Everyone knows that roads and bridges are pieces of infrastructure, but so are light switches, sewers, telephone poles, and mailboxes; this imaginative book tells us how they work and what they mean. Writing about her childhood, Chachra, a professor at Olin College of Engineering, chronicles how her middle-class family in urban India received running water for one hour, twice per day, which they collected in buckets for bathing and flushing toilets and boiled for drinking. Electrical brownouts were routine. The author delivers a fine education on the technology that provides a seamless life for the lucky “global 10 percent.” All infrastructure requires energy.

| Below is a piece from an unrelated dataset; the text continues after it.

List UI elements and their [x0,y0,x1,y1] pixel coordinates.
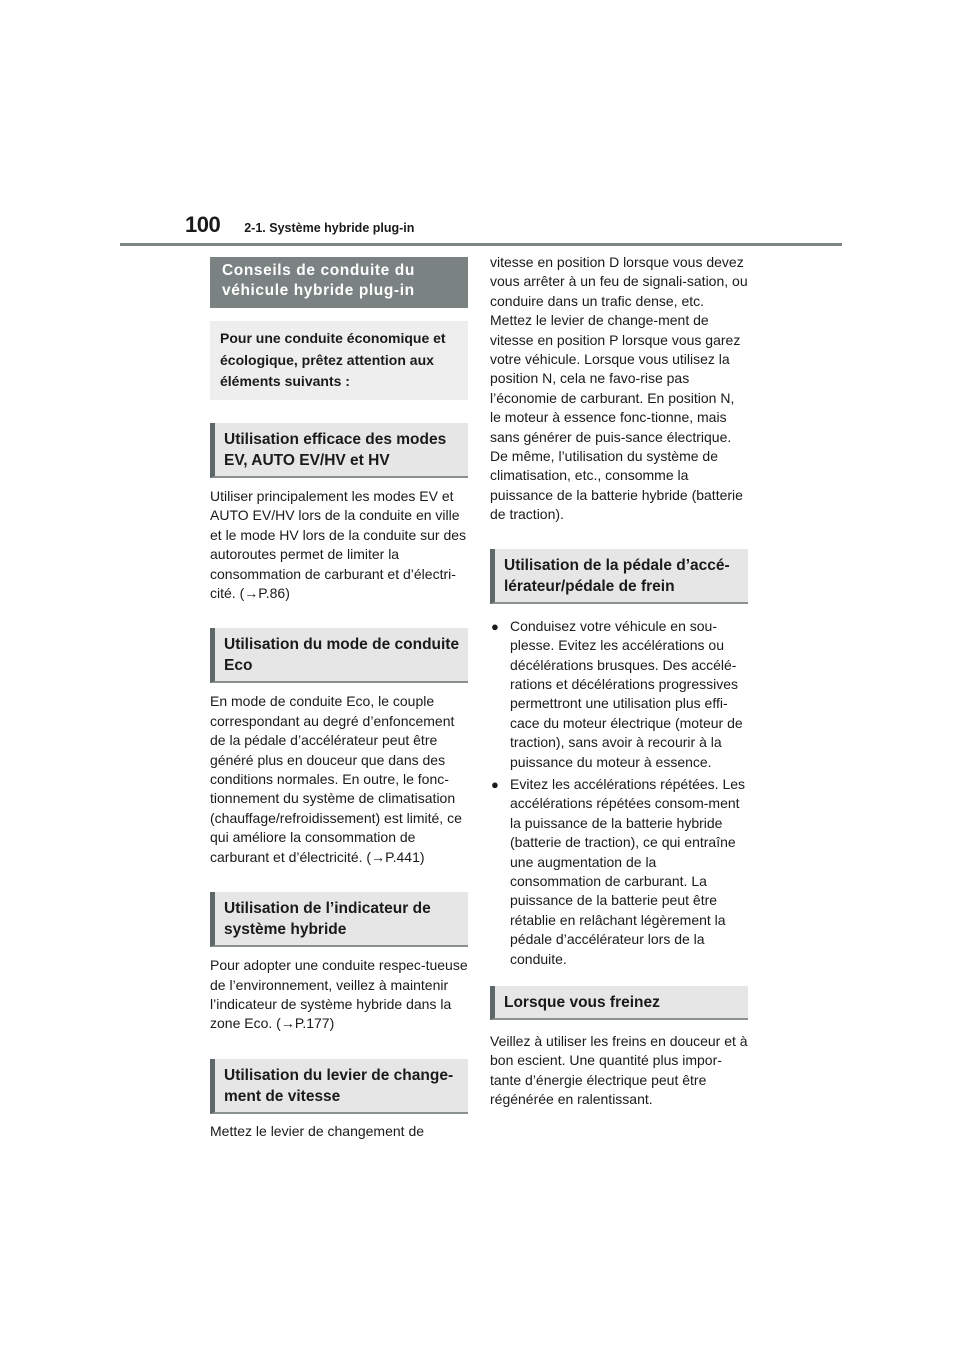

The automobile, which speeds us from place to place in a metal shell, requires enormous energy to manufacture and transport to the local dealership, but flipping a light switch makes us no less a human-machine hybrid. Infrastructure is “vast and collective,” but it makes us free. Chachra criticizes the idea of “off the grid,” a life that would be dominated by maintaining personal systems to deal with water, electricity, heat, cleaning, and producing and cooking food. The author devotes the second half of this superbly rendered book to the ongoing problems of her subject. A company can profit by building a pipeline or bridge; legislators boast of promoting it; the media celebrate its opening. Thereafter, like all infrastructure, it requires ongoing maintenance, which is boring and expensive and—all experts agree—wildly inadequate. Due to aging pipe systems, “15% of all clean drinking water in the U.S. is lost to leaks.” Every decade or so, when a bridge collapses, we mourn the victims, but little changes. Turning to “plan for abundant energy and finite materials,” Chachra is more optimistic than most, noting that “we are not doomed to a dystopian future of failing systems.”
A rare book on engineering and its economics that will satisfy general readers.